The suburbs don’t get much love, so it’s sweet that the Swedish design studio Note is winking at urban sprawl with its new office storage unit. The hanging piece–dubbed Suburbia–was modeled after an “iconic representation of the universal suburban landscape we all know and love,” Note’s Alexis Holmqvist tells Co.Design.
The office tool was modeled on the countryside–full of grasslands and hills. But, much like real-life cities, real estate got tight: “As we gradually increased the density of storage, for functional as well as aesthetic reasons, it evolved into a crowded suburb.” Note added petite, dollhouse-like details along the way: “We played with other objects to add new functionalities, such as the pool made out of a mirror, trees as pegs, picket fences as shelves, and a clip as trampoline.”

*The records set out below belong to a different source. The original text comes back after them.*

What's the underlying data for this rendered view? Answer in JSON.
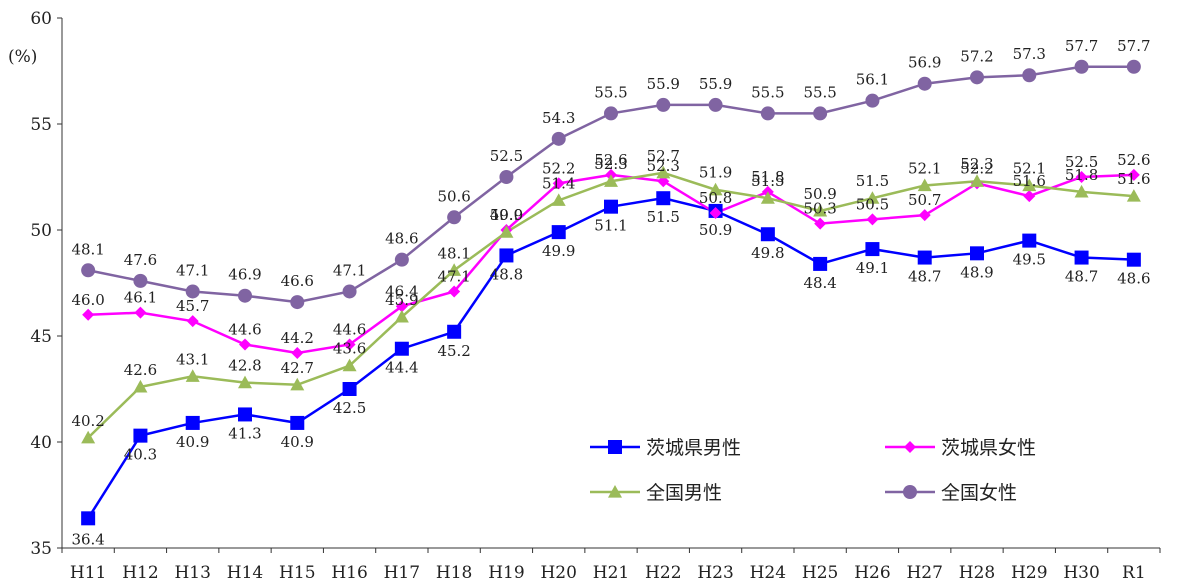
{
  "chart_data": {
    "type": "line",
    "unit_label": "(%)",
    "categories": [
      "H11",
      "H12",
      "H13",
      "H14",
      "H15",
      "H16",
      "H17",
      "H18",
      "H19",
      "H20",
      "H21",
      "H22",
      "H23",
      "H24",
      "H25",
      "H26",
      "H27",
      "H28",
      "H29",
      "H30",
      "R1"
    ],
    "ylim": [
      35,
      60
    ],
    "yticks": [
      35,
      40,
      45,
      50,
      55,
      60
    ],
    "grid": false,
    "legend_position": "bottom-right",
    "series": [
      {
        "name": "茨城県男性",
        "color": "#0000ff",
        "marker": "square",
        "values": [
          36.4,
          40.3,
          40.9,
          41.3,
          40.9,
          42.5,
          44.4,
          45.2,
          48.8,
          49.9,
          51.1,
          51.5,
          50.9,
          49.8,
          48.4,
          49.1,
          48.7,
          48.9,
          49.5,
          48.7,
          48.6
        ],
        "labels": [
          "36.4",
          "40.3",
          "40.9",
          "41.3",
          "40.9",
          "42.5",
          "44.4",
          "45.2",
          "48.8",
          "49.9",
          "51.1",
          "51.5",
          "50.9",
          "49.8",
          "48.4",
          "49.1",
          "48.7",
          "48.9",
          "49.5",
          "48.7",
          "48.6"
        ]
      },
      {
        "name": "茨城県女性",
        "color": "#ff00ff",
        "marker": "diamond",
        "values": [
          46.0,
          46.1,
          45.7,
          44.6,
          44.2,
          44.6,
          46.4,
          47.1,
          50.0,
          52.2,
          52.6,
          52.3,
          50.8,
          51.8,
          50.3,
          50.5,
          50.7,
          52.2,
          51.6,
          52.5,
          52.6
        ],
        "labels": [
          "46.0",
          "46.1",
          "45.7",
          "44.6",
          "44.2",
          "44.6",
          "46.4",
          "47.1",
          "50.0",
          "52.2",
          "52.6",
          "52.3",
          "50.8",
          "51.8",
          "50.3",
          "50.5",
          "50.7",
          "52.2",
          "51.6",
          "52.5",
          "52.6"
        ]
      },
      {
        "name": "全国男性",
        "color": "#9bbb59",
        "marker": "triangle",
        "values": [
          40.2,
          42.6,
          43.1,
          42.8,
          42.7,
          43.6,
          45.9,
          48.1,
          49.9,
          51.4,
          52.3,
          52.7,
          51.9,
          51.5,
          50.9,
          51.5,
          52.1,
          52.3,
          52.1,
          51.8,
          51.6
        ],
        "labels": [
          "40.2",
          "42.6",
          "43.1",
          "42.8",
          "42.7",
          "43.6",
          "45.9",
          "48.1",
          "49.9",
          "51.4",
          "52.3",
          "52.7",
          "51.9",
          "51.5",
          "50.9",
          "51.5",
          "52.1",
          "52.3",
          "52.1",
          "51.8",
          "51.6"
        ]
      },
      {
        "name": "全国女性",
        "color": "#8064a2",
        "marker": "circle",
        "values": [
          48.1,
          47.6,
          47.1,
          46.9,
          46.6,
          47.1,
          48.6,
          50.6,
          52.5,
          54.3,
          55.5,
          55.9,
          55.9,
          55.5,
          55.5,
          56.1,
          56.9,
          57.2,
          57.3,
          57.7,
          57.7
        ],
        "labels": [
          "48.1",
          "47.6",
          "47.1",
          "46.9",
          "46.6",
          "47.1",
          "48.6",
          "50.6",
          "52.5",
          "54.3",
          "55.5",
          "55.9",
          "55.9",
          "55.5",
          "55.5",
          "56.1",
          "56.9",
          "57.2",
          "57.3",
          "57.7",
          "57.7"
        ]
      }
    ]
  }
}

Predating Suburbia by a long shot is Uten.silo. Dorothee Becker designed the storage unit in 1969, and it became an immediate classic. Rumor has it she first created a toy switchboard for her kids, with knobs and toggles in different shapes. But when her children ditched the toy, she flipped the piece into an organizational tool. Vitra picked up the Uten.silo, then known as the Wall-All, and the unit remains a (pricey) design icon to this day. The Italian company Seletti asked Note to reinterpret Uten.silo, and so Note did, adding their own twists along the way.